Kami menemukan bahwa responden perempuan kami menerima lebih banyak pertanyaan dan berbagi lebih banyak rasa malu dan menyalahkan tentang ketidakberdayaan mereka daripada suami mereka. Mereka distigmatisasi baik di komunitas etnis mereka di Aotearoa Selandia Baru maupun di negara asal mereka, oleh anggota keluarga besar mereka, seperti paman, bibi, bahkan keponakan dan juga kenalan.
Ini menyebabkan mereka menarik diri dari pertemuan sosial etnis di Aotearoa Selandia Baru. Selanjutnya, mereka mencoba menjauhkan diri dari berhubungan dengan keluarga mereka di negara asal mereka dengan, misalnya, lebih jarang menelepon keluarga, sehingga mereka tidak perlu menjawab pertanyaan lama yang sama.
Pasangan lain cenderung mempersingkat waktu liburan mereka – seperti memotong liburan satu bulan menjadi dua minggu – untuk melindungi diri dari pengawasan sosial dan publik.
Pertanyaan tentang anak atau menikah juga menyebabkan perempuan menderita rendah diri.
Responden kami melaporkan bahwa stigma tidak hanya mendevaluasi, menolak, dan mengucilkan mereka dari kelompok sosial mereka, tetapi juga memposisikan mereka sebagai perempuan yang “kurang sempurna”.
Dengan demikian, pengucilan dan penarikan sosial seringkali merupakan mekanisme pertahanan untuk melindungi diri mereka sendiri dari pengawasan dan penilaian orang-orang “sendiri”.

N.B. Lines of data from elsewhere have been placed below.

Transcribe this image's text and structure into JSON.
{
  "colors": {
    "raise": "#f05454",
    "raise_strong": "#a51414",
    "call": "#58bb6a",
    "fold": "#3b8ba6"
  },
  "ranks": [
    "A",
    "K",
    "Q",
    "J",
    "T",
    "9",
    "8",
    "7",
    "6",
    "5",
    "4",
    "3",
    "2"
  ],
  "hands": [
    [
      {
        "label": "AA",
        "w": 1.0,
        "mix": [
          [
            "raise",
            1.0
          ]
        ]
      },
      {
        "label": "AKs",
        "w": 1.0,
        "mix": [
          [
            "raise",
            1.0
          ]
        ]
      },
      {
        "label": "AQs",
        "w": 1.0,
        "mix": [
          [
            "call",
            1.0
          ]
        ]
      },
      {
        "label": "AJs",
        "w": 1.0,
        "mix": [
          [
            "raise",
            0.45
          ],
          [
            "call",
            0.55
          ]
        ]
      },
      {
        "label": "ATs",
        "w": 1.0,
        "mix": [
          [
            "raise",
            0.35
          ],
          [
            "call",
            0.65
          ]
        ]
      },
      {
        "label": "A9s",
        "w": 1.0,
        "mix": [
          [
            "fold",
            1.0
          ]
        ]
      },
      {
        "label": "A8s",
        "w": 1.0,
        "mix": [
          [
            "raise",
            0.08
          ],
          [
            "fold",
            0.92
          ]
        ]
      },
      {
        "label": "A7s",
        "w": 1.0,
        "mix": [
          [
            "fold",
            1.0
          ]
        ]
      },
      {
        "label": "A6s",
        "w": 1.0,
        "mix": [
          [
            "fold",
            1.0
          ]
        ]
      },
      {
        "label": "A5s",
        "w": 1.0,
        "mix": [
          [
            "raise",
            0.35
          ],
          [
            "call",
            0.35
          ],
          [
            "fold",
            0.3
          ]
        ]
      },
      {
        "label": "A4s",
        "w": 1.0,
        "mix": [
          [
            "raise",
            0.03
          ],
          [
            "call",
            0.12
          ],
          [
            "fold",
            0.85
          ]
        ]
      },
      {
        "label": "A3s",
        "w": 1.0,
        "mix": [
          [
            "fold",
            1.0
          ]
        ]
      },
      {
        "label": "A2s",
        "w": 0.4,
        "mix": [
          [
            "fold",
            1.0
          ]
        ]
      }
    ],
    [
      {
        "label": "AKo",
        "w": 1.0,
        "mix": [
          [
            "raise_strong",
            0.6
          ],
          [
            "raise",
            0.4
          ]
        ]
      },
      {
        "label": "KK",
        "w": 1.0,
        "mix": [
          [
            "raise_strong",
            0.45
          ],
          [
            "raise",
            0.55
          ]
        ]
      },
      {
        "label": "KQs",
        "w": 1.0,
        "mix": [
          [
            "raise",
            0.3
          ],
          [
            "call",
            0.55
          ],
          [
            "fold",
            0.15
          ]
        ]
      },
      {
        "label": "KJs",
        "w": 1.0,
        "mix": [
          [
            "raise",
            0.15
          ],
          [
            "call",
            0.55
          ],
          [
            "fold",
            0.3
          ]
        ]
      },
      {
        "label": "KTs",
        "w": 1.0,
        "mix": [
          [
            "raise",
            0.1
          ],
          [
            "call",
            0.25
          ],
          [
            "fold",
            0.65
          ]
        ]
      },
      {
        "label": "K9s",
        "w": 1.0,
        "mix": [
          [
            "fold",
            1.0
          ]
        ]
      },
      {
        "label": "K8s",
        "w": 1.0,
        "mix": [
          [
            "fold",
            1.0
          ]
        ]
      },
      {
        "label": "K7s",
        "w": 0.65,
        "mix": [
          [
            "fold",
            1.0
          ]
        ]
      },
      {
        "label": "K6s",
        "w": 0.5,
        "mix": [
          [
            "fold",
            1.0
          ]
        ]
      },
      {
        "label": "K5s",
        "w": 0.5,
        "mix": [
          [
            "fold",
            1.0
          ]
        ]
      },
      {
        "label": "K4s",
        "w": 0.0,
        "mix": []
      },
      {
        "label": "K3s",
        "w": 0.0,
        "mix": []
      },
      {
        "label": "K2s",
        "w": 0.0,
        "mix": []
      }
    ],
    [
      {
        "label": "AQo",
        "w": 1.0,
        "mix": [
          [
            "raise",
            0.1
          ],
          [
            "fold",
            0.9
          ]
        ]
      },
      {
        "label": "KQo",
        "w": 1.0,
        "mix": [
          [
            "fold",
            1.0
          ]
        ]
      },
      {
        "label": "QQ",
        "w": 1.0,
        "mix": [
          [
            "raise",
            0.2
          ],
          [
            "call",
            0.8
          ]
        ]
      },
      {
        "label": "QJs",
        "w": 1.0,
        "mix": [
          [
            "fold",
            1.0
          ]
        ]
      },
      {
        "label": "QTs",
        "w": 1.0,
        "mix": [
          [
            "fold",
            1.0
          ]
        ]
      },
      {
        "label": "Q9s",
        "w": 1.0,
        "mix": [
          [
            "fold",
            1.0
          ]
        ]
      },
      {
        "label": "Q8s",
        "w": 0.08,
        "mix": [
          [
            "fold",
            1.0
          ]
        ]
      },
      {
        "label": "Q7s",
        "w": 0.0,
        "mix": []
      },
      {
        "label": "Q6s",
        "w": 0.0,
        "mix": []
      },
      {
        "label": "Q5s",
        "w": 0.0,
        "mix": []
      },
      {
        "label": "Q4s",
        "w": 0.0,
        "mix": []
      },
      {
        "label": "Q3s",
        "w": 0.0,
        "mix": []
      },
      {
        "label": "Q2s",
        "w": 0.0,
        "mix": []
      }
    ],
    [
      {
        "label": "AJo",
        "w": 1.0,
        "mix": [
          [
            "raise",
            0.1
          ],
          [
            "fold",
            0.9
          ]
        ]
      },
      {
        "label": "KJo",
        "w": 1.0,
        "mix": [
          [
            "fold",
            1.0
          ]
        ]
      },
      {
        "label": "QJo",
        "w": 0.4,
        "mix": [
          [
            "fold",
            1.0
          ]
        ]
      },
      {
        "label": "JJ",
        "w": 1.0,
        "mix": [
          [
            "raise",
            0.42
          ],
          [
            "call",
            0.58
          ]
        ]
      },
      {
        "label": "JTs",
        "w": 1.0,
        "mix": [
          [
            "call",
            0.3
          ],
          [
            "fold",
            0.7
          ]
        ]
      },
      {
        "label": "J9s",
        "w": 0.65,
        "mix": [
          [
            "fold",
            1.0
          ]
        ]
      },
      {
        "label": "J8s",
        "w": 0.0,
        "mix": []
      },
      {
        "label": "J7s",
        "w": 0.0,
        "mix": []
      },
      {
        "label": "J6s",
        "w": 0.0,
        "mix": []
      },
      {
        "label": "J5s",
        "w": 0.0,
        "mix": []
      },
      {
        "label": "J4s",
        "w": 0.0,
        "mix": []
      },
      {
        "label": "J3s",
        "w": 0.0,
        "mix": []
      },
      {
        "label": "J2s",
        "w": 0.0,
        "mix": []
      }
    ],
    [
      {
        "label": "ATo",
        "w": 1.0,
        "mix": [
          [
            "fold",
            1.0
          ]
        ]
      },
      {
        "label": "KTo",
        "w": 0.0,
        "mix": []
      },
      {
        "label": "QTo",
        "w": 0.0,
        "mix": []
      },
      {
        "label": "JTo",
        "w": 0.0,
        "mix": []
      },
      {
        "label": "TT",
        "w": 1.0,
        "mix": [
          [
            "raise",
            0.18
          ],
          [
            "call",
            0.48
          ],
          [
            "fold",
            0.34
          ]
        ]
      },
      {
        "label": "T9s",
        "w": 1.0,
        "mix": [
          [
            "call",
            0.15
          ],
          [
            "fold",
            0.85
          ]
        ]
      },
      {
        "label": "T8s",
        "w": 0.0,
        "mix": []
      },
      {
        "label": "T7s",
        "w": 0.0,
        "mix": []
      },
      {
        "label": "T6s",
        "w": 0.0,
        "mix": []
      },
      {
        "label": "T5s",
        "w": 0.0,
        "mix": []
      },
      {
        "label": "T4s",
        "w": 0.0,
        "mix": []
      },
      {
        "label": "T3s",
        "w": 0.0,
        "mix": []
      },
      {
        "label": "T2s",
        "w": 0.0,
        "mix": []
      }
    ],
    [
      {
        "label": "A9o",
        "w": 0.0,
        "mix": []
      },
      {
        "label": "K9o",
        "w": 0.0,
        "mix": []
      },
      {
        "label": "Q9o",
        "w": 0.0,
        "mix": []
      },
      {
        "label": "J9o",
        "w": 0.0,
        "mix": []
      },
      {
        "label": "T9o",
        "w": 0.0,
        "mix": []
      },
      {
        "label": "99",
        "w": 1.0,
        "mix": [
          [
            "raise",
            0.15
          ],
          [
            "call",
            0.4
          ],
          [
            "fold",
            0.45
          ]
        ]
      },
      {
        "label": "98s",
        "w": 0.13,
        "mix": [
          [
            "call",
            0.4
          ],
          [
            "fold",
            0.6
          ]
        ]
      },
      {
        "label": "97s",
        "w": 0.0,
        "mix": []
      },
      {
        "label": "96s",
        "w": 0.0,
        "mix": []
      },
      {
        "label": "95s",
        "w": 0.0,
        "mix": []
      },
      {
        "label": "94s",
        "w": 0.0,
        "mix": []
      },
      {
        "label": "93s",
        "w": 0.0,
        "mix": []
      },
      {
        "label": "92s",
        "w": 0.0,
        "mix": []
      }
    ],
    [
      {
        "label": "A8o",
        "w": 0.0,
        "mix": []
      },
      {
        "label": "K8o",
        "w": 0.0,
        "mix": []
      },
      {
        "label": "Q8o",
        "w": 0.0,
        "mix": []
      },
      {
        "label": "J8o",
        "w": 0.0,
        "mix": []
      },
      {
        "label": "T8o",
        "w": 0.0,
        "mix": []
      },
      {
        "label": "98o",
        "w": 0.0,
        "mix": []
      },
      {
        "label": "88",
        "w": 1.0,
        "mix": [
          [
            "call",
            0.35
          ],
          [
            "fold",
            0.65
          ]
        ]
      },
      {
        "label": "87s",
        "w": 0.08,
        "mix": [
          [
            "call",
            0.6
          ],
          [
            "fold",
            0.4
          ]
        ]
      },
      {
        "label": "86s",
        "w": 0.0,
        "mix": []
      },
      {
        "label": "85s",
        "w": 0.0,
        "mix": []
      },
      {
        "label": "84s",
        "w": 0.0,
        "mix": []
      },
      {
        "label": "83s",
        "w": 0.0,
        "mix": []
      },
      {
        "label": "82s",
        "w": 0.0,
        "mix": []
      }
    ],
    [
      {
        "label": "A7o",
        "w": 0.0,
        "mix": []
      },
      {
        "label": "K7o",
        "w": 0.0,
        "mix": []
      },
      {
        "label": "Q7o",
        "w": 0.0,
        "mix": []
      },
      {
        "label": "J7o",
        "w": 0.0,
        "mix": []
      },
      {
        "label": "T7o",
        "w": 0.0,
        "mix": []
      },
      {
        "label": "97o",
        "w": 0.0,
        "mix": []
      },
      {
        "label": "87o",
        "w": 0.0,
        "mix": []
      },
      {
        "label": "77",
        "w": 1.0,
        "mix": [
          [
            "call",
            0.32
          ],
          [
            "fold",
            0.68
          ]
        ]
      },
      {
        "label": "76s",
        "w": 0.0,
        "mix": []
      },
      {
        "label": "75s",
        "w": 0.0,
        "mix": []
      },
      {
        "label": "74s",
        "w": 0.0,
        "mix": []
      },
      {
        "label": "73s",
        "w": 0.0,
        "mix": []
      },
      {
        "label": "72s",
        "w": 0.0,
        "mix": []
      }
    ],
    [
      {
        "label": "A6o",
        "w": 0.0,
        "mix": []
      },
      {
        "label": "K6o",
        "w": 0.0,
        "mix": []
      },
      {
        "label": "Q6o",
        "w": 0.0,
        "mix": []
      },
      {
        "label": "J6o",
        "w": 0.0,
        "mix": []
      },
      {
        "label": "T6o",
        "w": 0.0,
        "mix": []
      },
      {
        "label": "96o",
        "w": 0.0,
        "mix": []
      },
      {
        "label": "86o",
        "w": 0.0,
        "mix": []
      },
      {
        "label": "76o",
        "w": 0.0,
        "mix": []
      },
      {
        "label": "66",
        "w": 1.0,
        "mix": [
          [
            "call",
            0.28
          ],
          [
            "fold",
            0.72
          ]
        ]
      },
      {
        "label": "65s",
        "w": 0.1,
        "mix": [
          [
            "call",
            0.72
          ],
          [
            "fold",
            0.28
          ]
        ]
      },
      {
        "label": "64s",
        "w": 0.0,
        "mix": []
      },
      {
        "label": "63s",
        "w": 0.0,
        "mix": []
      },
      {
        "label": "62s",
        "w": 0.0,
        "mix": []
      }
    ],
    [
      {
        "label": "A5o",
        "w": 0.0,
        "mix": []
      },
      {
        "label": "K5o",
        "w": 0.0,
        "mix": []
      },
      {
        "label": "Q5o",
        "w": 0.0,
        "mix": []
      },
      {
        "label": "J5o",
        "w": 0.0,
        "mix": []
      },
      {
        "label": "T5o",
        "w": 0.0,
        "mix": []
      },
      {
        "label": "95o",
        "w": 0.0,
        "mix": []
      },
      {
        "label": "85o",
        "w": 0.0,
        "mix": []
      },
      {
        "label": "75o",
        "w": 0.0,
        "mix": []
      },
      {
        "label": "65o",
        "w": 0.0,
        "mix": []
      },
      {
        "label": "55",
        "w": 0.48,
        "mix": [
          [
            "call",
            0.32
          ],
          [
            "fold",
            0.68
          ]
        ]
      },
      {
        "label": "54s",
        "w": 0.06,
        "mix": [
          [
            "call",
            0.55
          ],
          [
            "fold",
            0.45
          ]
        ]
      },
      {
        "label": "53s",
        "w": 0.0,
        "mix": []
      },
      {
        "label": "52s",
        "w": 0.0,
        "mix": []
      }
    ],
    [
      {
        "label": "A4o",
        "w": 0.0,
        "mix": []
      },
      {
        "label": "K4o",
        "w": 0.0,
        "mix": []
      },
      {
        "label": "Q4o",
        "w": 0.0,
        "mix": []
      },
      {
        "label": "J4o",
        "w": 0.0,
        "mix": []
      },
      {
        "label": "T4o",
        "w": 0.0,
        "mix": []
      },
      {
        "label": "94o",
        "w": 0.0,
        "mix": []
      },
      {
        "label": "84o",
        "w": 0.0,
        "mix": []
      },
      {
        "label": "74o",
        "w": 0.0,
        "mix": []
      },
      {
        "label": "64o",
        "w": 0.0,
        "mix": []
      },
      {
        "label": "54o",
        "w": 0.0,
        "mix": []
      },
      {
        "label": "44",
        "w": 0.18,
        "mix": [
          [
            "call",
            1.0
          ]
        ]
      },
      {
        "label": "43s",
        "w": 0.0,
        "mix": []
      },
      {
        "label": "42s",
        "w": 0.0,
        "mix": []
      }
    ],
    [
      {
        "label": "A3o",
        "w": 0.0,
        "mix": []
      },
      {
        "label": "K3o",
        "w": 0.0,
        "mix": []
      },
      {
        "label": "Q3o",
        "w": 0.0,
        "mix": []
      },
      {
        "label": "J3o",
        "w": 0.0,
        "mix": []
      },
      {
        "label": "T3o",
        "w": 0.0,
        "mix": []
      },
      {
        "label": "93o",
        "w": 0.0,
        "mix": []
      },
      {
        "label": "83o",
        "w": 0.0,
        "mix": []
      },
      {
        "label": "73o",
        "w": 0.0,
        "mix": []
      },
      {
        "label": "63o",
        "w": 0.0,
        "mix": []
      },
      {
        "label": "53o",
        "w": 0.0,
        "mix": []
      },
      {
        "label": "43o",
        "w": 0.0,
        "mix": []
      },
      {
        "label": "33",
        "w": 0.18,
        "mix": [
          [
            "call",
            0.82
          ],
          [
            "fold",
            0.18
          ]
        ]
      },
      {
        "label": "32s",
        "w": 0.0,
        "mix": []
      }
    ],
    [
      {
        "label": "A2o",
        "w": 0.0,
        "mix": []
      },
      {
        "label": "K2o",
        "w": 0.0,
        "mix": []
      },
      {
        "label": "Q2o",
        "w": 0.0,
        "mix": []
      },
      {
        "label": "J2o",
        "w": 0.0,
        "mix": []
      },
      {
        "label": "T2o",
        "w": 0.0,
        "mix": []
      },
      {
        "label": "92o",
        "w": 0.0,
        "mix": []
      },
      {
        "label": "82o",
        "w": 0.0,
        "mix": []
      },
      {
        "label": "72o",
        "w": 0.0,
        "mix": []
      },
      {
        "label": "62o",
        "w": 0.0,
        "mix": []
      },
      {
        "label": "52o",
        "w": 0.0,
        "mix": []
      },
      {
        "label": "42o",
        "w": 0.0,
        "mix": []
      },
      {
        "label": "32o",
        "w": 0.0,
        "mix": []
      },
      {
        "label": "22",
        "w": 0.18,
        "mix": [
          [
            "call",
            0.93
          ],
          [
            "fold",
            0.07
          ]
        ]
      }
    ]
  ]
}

Setelah lelah secara psikologis dan fisik dari semua perawatan kesuburan, melindungi diri dari penilaian sosial adalah yang paling bisa mereka lakukan untuk kesehatan dan kesejahteraan emosional mereka.
Sudah waktunya untuk memikirkan kembali apakah pertanyaan yang kita ajukan dan perlakukan sebagai “bagian dari ke-Asia-an kita” benar-benar tidak berbahaya.